I needed to drill holes around the edge of a circle as part of making small gears for an automaton project I'm working on and lining up each hole by hand was a pain.

While thinking about a better way, I spotted a wooden disk that was waste from an earlier project and realized it was the simple answer. It was cut from 3/4" (19mm) stock, was about 3" in diameter and already had a 1/4" (6mm) hole in the center. 

I used a scrap of 3/4" x 4" pine as a base and drilled a hole for a 1/4" dowel which is used as a spindle to mount the disk so it rotates freely on the spindle. The gear blank is attached to the disk after it is also mounted on the spindle. A registration line is drawn on the base from the spindle center.
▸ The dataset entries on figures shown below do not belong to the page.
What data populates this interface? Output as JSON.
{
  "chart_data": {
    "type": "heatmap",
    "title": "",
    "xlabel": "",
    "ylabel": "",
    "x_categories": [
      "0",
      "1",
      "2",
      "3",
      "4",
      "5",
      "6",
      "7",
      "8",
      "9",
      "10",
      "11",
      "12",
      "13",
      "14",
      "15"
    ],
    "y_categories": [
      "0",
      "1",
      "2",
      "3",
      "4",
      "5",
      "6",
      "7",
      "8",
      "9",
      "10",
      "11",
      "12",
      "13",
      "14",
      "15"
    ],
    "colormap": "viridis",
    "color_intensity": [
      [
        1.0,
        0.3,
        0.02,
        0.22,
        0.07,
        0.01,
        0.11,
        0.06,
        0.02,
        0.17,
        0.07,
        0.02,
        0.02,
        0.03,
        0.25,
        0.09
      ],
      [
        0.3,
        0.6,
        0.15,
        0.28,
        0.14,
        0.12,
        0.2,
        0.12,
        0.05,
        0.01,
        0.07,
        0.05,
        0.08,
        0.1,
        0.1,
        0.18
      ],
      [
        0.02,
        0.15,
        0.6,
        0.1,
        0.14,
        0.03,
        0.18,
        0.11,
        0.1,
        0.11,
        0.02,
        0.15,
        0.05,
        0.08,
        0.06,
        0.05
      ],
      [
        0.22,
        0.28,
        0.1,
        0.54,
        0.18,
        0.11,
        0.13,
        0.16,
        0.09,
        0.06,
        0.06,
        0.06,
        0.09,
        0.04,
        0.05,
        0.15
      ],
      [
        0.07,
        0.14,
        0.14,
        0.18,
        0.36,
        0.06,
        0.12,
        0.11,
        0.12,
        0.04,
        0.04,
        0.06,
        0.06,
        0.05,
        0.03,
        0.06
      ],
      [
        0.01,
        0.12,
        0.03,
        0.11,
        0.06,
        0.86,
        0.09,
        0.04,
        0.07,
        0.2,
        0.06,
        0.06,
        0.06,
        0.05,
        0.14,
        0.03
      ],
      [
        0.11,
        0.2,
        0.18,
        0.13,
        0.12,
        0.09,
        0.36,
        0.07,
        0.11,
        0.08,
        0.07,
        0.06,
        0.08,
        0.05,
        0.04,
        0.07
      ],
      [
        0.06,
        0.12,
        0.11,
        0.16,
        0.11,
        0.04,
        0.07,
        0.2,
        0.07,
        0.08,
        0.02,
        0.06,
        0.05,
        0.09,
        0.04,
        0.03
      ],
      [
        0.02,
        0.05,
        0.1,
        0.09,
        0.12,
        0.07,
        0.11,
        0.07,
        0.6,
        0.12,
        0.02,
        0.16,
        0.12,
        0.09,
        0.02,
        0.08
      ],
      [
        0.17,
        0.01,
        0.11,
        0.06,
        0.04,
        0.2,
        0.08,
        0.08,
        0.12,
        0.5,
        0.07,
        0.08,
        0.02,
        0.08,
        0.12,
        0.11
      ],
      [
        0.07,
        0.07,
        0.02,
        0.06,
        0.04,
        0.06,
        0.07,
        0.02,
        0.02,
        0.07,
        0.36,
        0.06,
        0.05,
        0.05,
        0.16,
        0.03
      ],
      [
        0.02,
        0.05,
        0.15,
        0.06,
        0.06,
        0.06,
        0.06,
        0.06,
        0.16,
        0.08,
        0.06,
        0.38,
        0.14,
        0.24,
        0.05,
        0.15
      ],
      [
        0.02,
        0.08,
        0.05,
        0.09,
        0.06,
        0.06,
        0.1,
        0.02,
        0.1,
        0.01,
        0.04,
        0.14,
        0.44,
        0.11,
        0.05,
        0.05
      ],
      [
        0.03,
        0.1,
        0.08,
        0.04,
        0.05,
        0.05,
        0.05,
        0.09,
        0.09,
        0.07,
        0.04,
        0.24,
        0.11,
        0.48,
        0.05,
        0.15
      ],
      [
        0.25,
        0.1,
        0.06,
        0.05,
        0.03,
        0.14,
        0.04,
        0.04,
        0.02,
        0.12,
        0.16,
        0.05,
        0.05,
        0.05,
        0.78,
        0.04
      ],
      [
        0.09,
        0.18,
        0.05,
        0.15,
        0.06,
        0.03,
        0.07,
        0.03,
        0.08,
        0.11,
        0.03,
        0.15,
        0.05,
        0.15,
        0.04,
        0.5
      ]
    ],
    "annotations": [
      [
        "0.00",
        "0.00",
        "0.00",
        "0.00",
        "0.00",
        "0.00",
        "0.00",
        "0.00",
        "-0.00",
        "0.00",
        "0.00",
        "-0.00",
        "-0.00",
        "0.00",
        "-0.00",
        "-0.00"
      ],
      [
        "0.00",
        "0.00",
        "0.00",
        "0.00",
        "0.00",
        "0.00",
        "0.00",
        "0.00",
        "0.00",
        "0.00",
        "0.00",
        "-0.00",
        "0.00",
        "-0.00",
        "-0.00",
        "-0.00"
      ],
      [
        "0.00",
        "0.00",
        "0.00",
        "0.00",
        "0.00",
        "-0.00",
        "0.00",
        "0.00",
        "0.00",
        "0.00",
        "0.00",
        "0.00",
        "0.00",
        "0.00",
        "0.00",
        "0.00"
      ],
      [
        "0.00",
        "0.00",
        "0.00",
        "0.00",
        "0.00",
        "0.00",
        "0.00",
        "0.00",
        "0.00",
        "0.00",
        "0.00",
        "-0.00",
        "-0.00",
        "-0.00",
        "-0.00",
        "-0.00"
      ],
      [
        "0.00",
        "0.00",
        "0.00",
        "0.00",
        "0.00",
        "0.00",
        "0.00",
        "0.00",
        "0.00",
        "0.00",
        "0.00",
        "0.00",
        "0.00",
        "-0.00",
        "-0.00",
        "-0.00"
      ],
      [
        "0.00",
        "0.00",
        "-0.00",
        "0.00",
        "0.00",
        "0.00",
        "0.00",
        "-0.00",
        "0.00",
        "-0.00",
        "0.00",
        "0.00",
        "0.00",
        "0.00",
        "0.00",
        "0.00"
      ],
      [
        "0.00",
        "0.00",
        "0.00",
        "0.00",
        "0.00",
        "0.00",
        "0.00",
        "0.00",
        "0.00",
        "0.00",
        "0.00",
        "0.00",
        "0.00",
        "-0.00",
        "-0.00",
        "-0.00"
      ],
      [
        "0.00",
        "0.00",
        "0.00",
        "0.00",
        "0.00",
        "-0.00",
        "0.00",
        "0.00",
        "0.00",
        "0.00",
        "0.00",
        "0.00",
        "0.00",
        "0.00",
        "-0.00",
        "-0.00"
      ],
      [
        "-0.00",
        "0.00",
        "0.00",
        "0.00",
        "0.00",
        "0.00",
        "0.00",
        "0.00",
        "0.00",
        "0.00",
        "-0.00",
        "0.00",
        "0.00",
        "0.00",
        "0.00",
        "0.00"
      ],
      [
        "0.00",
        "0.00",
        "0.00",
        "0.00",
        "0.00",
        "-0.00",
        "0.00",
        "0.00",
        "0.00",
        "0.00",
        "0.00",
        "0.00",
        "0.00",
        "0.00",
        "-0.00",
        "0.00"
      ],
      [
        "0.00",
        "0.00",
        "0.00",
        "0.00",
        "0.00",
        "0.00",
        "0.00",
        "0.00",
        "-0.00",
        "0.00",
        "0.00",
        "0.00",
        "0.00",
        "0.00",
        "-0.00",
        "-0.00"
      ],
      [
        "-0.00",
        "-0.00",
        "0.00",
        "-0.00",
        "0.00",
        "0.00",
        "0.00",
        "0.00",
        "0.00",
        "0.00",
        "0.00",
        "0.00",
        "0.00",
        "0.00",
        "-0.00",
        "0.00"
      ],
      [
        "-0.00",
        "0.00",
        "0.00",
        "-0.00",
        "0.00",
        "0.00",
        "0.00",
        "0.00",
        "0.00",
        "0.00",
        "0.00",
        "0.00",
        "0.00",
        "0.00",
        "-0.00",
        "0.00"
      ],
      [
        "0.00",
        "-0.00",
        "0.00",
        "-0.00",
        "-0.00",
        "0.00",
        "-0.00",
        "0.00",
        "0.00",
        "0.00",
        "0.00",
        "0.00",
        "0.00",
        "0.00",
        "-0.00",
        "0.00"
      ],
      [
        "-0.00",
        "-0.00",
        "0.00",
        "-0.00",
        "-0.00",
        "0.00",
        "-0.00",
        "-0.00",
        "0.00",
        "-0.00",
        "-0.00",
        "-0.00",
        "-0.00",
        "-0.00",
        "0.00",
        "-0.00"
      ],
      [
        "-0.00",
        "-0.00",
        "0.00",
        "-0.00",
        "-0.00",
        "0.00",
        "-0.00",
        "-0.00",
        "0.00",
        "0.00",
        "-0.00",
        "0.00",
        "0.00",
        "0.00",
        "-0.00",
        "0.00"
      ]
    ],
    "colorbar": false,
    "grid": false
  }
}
On my PC I generated 3/4" wide strips of paper with reference marks equal to the number of teeth for each gear I needed. (see photo 1) When the strips were cut out, I attached them to the circumference of the disk with a bit of tape.

Paper templates were glued to the 1/4" birch ply being used for the gears and a 1/4" hole drilled in the center of the template. Photo 2 shows all the parts ready to be a assembled on the base and spindle. When the disk / index is and gear blank are mounted on the spindle and lined up for the first hole, the jig is just clamped to the drill press table.

Then the disk is rotated from index line to index line (photo 3). A hole is drilled when each index mark lines up with the registration line on the base. Photo 4 shows a gear blank with all the holes drilled and the final photo (5) shows the finished gears. One was made with 8 teeth, one with 10, and a larger partial gear would have 40 teeth if it were a complete circle.

A simple no-cost jig that gave me repeatable, consistently spaced holes in a circular layout with little effort.


----------



## harrysin (Jan 15, 2007)

Excellent as far as it goes Oliver but what happened to the shots showing HOW you routed the teeth?


----------



## Gaffboat (Mar 11, 2012)

harrysin said:


> Excellent as far as it goes Oliver but what happened to the shots showing HOW you routed the teeth?


Sorry Harry, I should have been more clear. This was a drill press and bandsaw operation (you can just see the drill bit in the top of the third photo in the original post). So far on this project, I have only used the router to cut a guide slot in the rack part of the rack and pinion drive. That was done with a plunge router and a template setup I learned from you. :yes4:


----------



## harrysin (Jan 15, 2007)

Now I fully understand thank you Oliver, and I even more reckon that you have done a really excellent job. It demonstrates that necessity really is the mother of invention.


----------